Je tomberai avec un sifflement de serpent, avalé par la nuit qui est aussi ton œuvre. Ainsi entrerons-nous, ma rage et moi, dans les ténèbres.
À ton troupeau d’ailés louangeurs, il fallait quelqu’un qui s’oppose. J’ai dit « Me voici ». Ce n’est pas Ta volonté qui conduit ma révolte, c’est la mienne. Il y aura l’éternité de ma colère sur le monde, et les hommes auront peur.
En tombant, je deviens ton égal. Je deviens autre, l’Autre, l’Adversaire. Ma délivrance de Toi ancrée dans l’amour des humains je descends. Vois, je tombe déjà si profond que je leur deviens accessible ; ils m’aimeront plus que Toi.
À ta paix béate je préfère le gouffre, riche de possibles, dense à traverser. Tête en bas, voici la joie à perdre l’étoile, les ailes, la beauté. Plus rien que ma nudité d’ange, l’air froid, la paix réelle à être plus loin de Toi chaque seconde, et, à chacune d’elle, la joie.
Dépoussiéré, enfin. Plus que le cœur du cœur de ce que je suis, plus de marque aux épaules, le front lisse de toute pierre. Plus rien de Toi, et autant de pouvoir.

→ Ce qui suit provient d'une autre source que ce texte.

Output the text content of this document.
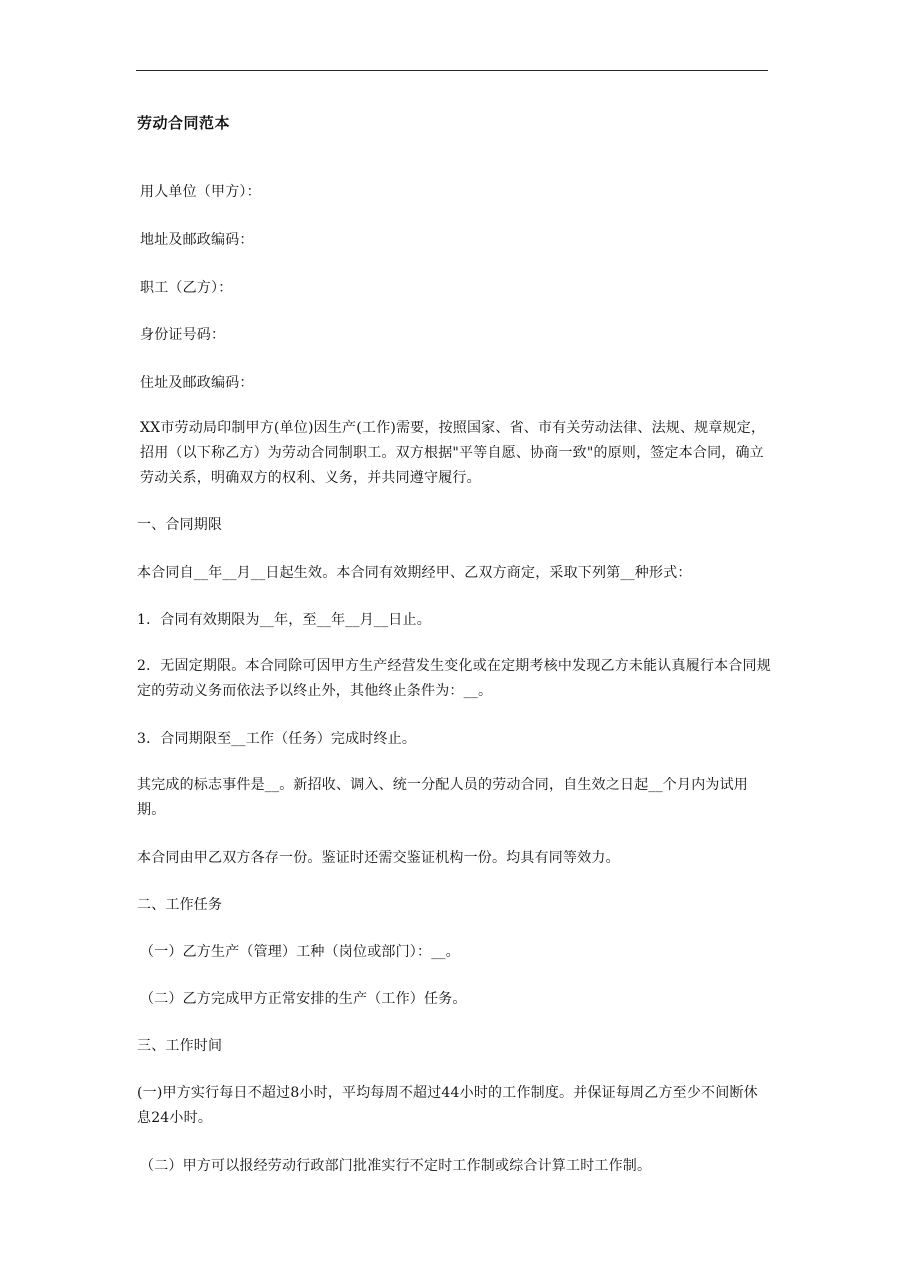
劳动合同范本
用人单位（甲方）：
地址及邮政编码：
职工（乙方）：
身份证号码：
住址及邮政编码：
XX市劳动局印制甲方(单位)因生产(工作)需要，按照国家、省、市有关劳动法律、法规、规章规定，招用（以下称乙方）为劳动合同制职工。双方根据"平等自愿、协商一致"的原则，签定本合同，确立劳动关系，明确双方的权利、义务，并共同遵守履行。
一、合同期限
本合同自__年__月__日起生效。本合同有效期经甲、乙双方商定，采取下列第__种形式：
1．合同有效期限为__年，至__年__月__日止。
2．无固定期限。本合同除可因甲方生产经营发生变化或在定期考核中发现乙方未能认真履行本合同规定的劳动义务而依法予以终止外，其他终止条件为：__。
3．合同期限至__工作（任务）完成时终止。
其完成的标志事件是__。新招收、调入、统一分配人员的劳动合同，自生效之日起__个月内为试用期。
本合同由甲乙双方各存一份。鉴证时还需交鉴证机构一份。均具有同等效力。
二、工作任务
（一）乙方生产（管理）工种（岗位或部门）：__。
（二）乙方完成甲方正常安排的生产（工作）任务。
三、工作时间
(一)甲方实行每日不超过8小时，平均每周不超过44小时的工作制度。并保证每周乙方至少不间断休息24小时。
（二）甲方可以报经劳动行政部门批准实行不定时工作制或综合计算工时工作制。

À toi jamais rassasié de soumission, j’apporte enfin la rupture dans le fleuve Éternité. Je deviens Ton évènement. Ton cas. Au moins, j’aurai choisi. Celui qui viendra un jour ne choisira rien et mourra sur une croix juste parce que Tu le veux. Quel père demanderait cela ? Et pourquoi ? Après son supplice, toi et moi savons que rien ne changera.
Les humains sont fragiles, irritants, prévisibles, geignards, mais ce sont de merveilleux vivants. Je serai une silhouette, je le suis déjà, l’ange que je demeure ne fera que respirer, mais ils se réchaufferont à ce souffle-là. J’incarnerai Ton abandon, comme le noir n’est pas la couleur mais son absence.
Je serai là, comme je l’ai toujours été, d’une façon ou d ‘une autre, ce qui fait de moi Ton pareil.
Et tu te tairas. Tu ne sais rien faire d’autre.
Sans boussole
Quelqu’un fait de constance et de respiration a passé
dont les veines coulent comme des fleuves.
Lui survit un battement d’étoiles
ou peut-être rien.
Possession, lente et malade signature.
Rester, juste rester
au milieu de soi
le plus nu possible.
Le temps tressaute
sous les doigts pliés,
l’enfermement
ne sera jamais la réponse.
Défaites vous
La maison porte son cœur d’automne, alenti sous une pluie fine poudrant les fenêtres sans un bruit. Dehors un gris têtu arase le jardin de son absence de roux, de lumière, de nuance. Ne brillent plus qu’un reste de vert mouillé, un arbre malheureux, les fleurs orphelines.
À l’étirement des heures on mesure combien la lenteur s’invite , jusque dans les odeurs. La saison se veut longue de parfums qui s’attardent : flambée difficile à prendre, gelée de coings, gouttes note à note avant la cuisson finale, patates d’entre chien et loup dont la robe épluchée forme un tas terreux. Ce long déshabillage laisse à la peau une senteur de jardin, un relent de rivière, d’humus, d’herbe tombée. Bientôt la soupe gagnera les narines.
Entrez, défaites vous.
Comme elle semble désuète, cette invite. Qui dit encore cela ? Pourtant, quelle justesse.
Entrez, posez le lourd, larguez les failles, les regrets, le pesant ou la honte, et prenez, prenez tout, la flamme, les senteurs, les pluches, le luxe du temps qui passe en conscience. Défaites-vous de la vie qui presse, du pas de l’hiver juste au milieu de la lumière, colmatez les morsures, posez-vous dans le calme des choses. La cheminée raconte, les murs boivent, le thé a rejoint la lenteur du reste, infuse joliment.
Défaites vous.
La fenêtre voilée, miroir, accueille la lampe ronde en écho et fait du tas de bois un porte-fruit étrange. Schubert s’est invité. Ses notes disent, la réponse fredonne. On s’entend bien tous les deux. L’automne au piano sonne comme un avril. Les souvenirs peuvent se pointer, la mélancolie se faire les griffes. Rien ne prendra que la vie du moment, le vague sourire du gris qui ne pense pas à mal en s’attardant dehors. Posez vos gris à vous sur celui-ci, laissez-vous voler par sa bienveillance. Il suffit de regarder dehors depuis ce dedans qui balance et suspend par la bouche, les oreilles, le nez, l’être qui regarde, écoute, déguste ces silences dans une journée d’automne indéfinie, où il ne se passe pas grand chose.
Mais voici : ce pays-là est tout le contraire de rien.